Sans revenir sur les nombreuses bourdes qu'il a commises en moins de trois mois après son arrivée au building de Moursal, ce retraité politique a fait un simulacre de visite hier à l'école de Dembé. Pour ceux qui ne le savent pas, ce n'était pas une visite objective. Non ! Il s'agissait d'une imitation du Maréchal Mahamat Idriss Deby Itno à la suite de sa visite sur un chantier juste à la veille.
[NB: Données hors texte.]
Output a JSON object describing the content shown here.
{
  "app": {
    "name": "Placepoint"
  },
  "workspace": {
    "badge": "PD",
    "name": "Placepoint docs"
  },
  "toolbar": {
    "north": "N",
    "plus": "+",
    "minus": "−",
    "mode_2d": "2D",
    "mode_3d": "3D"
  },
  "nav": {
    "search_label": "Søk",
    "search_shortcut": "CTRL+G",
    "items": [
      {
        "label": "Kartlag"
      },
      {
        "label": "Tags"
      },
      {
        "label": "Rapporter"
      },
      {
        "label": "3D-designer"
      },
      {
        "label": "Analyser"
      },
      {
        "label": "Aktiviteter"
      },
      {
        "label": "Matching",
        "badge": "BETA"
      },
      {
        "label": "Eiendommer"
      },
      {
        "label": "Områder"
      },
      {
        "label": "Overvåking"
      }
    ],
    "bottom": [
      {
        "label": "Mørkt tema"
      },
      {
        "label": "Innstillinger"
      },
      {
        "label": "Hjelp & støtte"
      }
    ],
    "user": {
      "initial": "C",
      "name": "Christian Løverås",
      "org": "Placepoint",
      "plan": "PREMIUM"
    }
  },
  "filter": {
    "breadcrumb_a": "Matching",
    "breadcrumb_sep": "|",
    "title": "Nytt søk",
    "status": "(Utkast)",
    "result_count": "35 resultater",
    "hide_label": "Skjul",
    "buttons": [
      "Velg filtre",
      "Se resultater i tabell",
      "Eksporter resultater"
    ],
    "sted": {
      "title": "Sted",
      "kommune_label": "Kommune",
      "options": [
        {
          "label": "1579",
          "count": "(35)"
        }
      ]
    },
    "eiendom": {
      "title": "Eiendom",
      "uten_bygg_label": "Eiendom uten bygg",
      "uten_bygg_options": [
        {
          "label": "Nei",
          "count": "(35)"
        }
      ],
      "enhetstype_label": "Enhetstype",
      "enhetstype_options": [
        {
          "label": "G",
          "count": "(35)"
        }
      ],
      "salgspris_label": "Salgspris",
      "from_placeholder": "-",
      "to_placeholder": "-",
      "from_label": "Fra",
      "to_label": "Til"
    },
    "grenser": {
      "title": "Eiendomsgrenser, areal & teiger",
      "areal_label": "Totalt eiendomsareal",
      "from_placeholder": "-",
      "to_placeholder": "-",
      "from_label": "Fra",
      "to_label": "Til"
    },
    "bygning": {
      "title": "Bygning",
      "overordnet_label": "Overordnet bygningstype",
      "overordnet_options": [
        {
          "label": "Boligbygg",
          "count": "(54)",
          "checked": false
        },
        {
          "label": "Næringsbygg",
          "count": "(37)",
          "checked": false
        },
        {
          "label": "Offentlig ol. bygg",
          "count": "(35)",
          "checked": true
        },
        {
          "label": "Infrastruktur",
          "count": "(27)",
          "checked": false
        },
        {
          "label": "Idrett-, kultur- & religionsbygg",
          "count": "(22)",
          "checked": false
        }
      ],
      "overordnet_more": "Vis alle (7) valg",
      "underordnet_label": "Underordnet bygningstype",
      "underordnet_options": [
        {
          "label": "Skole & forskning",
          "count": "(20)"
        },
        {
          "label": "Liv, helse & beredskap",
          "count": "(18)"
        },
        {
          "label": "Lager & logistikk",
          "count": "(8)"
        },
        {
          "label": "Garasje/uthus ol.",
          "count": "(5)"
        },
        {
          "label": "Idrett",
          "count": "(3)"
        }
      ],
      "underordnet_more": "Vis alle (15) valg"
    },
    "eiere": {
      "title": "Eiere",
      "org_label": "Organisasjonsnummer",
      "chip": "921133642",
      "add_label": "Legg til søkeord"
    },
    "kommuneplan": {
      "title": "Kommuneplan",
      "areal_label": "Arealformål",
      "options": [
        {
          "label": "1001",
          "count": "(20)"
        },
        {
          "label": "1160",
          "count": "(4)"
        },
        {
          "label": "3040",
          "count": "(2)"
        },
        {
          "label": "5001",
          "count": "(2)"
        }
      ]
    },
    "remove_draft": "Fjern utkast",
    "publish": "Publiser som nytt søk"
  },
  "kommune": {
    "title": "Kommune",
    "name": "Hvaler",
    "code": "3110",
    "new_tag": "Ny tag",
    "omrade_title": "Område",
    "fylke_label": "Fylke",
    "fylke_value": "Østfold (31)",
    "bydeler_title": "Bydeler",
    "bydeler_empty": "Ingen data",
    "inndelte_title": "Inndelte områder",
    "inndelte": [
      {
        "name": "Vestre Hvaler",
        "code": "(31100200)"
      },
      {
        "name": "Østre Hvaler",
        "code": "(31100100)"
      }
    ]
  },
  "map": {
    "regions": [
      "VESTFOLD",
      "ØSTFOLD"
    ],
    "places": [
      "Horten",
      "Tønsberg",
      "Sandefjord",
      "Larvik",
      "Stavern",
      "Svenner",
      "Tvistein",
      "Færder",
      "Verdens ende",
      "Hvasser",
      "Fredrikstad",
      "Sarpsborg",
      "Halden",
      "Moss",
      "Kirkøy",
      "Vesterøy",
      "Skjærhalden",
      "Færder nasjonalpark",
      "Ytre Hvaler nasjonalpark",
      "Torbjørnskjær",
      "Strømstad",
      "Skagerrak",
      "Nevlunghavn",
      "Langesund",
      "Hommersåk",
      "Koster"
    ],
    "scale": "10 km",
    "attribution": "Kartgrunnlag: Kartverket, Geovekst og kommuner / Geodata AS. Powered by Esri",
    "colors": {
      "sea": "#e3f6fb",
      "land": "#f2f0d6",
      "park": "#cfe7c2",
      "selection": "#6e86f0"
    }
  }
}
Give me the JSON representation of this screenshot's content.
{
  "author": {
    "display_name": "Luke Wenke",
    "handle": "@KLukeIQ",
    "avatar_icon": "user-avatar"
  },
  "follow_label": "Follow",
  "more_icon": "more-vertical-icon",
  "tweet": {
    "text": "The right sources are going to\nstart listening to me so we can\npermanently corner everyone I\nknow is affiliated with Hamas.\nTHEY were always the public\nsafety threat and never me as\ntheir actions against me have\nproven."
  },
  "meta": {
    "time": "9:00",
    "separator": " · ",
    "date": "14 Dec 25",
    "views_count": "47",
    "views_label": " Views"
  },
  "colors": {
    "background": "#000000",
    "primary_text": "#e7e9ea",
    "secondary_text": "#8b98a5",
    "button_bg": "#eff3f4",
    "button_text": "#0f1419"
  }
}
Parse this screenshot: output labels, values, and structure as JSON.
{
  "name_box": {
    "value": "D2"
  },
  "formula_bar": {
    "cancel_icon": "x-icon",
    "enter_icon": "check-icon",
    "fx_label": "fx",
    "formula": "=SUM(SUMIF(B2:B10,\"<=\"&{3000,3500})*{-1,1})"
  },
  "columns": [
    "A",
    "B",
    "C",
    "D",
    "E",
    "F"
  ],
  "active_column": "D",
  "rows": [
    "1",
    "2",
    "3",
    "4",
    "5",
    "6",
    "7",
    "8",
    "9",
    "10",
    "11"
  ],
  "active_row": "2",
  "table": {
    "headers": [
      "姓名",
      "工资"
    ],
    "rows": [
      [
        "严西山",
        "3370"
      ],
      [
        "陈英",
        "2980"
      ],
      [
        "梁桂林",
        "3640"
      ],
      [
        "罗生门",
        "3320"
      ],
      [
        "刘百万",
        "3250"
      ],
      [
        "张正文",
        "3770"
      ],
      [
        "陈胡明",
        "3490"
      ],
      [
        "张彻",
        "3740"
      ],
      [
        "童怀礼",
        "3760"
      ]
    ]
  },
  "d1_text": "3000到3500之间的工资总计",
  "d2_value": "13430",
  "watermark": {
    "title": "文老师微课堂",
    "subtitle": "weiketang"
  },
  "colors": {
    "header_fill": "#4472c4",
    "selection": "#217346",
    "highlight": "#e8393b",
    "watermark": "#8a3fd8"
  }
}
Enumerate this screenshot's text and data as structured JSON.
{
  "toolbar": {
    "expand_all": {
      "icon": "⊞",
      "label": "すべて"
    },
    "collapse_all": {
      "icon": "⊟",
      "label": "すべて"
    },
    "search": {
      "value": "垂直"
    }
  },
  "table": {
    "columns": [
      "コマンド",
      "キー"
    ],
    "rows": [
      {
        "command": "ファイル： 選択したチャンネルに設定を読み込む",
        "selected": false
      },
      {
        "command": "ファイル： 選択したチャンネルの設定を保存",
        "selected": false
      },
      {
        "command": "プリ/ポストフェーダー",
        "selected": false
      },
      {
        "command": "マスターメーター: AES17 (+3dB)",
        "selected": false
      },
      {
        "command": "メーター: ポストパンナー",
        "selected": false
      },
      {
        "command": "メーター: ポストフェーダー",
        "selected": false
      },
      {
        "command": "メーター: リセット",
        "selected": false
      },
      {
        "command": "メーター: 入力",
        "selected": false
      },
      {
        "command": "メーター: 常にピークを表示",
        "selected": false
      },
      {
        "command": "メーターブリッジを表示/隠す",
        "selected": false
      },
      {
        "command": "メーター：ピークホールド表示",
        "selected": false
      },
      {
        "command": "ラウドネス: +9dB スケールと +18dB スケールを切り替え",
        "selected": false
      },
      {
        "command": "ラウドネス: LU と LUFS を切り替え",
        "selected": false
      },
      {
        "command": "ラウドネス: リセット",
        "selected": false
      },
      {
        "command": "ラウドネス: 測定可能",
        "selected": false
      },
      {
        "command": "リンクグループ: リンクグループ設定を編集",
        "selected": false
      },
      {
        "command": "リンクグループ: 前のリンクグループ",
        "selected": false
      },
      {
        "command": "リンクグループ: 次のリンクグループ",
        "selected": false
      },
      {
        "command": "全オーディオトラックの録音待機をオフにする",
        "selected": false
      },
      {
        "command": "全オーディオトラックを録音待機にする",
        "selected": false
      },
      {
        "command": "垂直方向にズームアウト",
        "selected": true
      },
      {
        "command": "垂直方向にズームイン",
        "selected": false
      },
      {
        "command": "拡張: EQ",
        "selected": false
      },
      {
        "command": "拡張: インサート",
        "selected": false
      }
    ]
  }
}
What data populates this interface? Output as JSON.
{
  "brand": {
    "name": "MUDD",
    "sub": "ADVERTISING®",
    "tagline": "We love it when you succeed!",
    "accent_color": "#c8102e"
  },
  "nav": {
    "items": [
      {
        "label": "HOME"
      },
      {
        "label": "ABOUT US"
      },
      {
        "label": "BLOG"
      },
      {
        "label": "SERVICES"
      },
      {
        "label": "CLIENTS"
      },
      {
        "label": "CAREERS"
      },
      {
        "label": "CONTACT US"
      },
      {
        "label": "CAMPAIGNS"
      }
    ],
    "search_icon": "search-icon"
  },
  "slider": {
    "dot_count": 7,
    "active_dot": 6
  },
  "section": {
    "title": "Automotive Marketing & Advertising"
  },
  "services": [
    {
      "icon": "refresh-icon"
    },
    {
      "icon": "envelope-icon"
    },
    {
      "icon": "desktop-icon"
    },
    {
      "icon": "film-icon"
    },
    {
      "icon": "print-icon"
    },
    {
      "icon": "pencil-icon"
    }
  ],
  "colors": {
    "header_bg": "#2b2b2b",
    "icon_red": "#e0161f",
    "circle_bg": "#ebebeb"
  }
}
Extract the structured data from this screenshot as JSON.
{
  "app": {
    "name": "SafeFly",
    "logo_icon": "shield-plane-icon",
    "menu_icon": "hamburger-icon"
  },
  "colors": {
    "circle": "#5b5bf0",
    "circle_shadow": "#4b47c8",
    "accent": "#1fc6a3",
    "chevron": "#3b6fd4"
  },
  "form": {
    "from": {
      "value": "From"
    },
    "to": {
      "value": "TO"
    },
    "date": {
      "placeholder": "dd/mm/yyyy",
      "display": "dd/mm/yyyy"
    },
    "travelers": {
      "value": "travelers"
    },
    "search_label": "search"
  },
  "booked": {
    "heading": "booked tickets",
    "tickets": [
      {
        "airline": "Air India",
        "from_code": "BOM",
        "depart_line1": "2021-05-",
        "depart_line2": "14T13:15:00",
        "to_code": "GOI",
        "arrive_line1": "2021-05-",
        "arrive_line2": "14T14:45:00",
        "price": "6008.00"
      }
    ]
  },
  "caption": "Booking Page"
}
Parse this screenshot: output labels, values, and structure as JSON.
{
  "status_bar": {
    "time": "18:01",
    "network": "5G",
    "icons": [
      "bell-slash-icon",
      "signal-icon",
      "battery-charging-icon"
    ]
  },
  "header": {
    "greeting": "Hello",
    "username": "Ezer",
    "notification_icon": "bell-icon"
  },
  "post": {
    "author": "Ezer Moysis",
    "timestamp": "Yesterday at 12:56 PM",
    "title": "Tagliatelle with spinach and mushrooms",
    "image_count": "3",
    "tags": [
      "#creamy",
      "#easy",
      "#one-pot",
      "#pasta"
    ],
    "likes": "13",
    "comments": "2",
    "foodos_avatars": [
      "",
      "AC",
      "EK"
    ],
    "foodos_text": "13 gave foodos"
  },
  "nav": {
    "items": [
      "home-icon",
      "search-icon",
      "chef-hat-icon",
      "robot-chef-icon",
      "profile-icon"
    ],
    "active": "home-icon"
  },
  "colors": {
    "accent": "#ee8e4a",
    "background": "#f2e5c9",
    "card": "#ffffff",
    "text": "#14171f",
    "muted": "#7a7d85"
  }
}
Du bluff pour Alhabo puisque ce n'est pas pour la première fois que l'école de Dembé reçoit la visite du ministère de l'Éducation nationale. Son prédécesseur, le speaker de radio, Assidick Choroma, l'avait fait. Il avait fait le même constat que lui et donné par la suite des orientations fermes afin que ces salles de classe soient libérées. Résultat : zéro.
Ce n'est donc pas le "m’as-tu-vu de Alhabo" qui viendra changer les choses.
Aussi les toilettes dont il parle sont construites par la mairie de N’Djaména et entretenues par elles. Alhabo ne comprend absolument rien de toutes ces choses. Il se réveille un bon matin et décide de déambuler simplement parce que le Maréchal a effectué une visite inopinée.
Il n'est pas encore t**d. Il faut que le chef de l’État arrache le ministère de l'Éducation nationale des mains de cette vieille gaudace avant que cela ne soit trop t**d. Ces gens ne sont pas là pour l'aider dans sa politique mais plutôt pour assurer leur survie et leur retraite.
Dans les couloirs du building de Moursal, il se raconte même déjà que "Monsieur 10 %" ne lésine sur aucun budget des projets que loge le ministère. Il demande toujours sa part comme une dîme à l'église. Pourtant, il y a des écoles qui demandent à être construites et équipées ; il n'y a pas d'enseignants, pas de tables-bancs, les maîtres communautaires ne sont pas payés, etc. Tout cela ne dit absolument rien à Alhabo. Pourvu qu'il prenne sa part. Pathétique.
Par YOUNOUS ALI Acyl, Correspondant.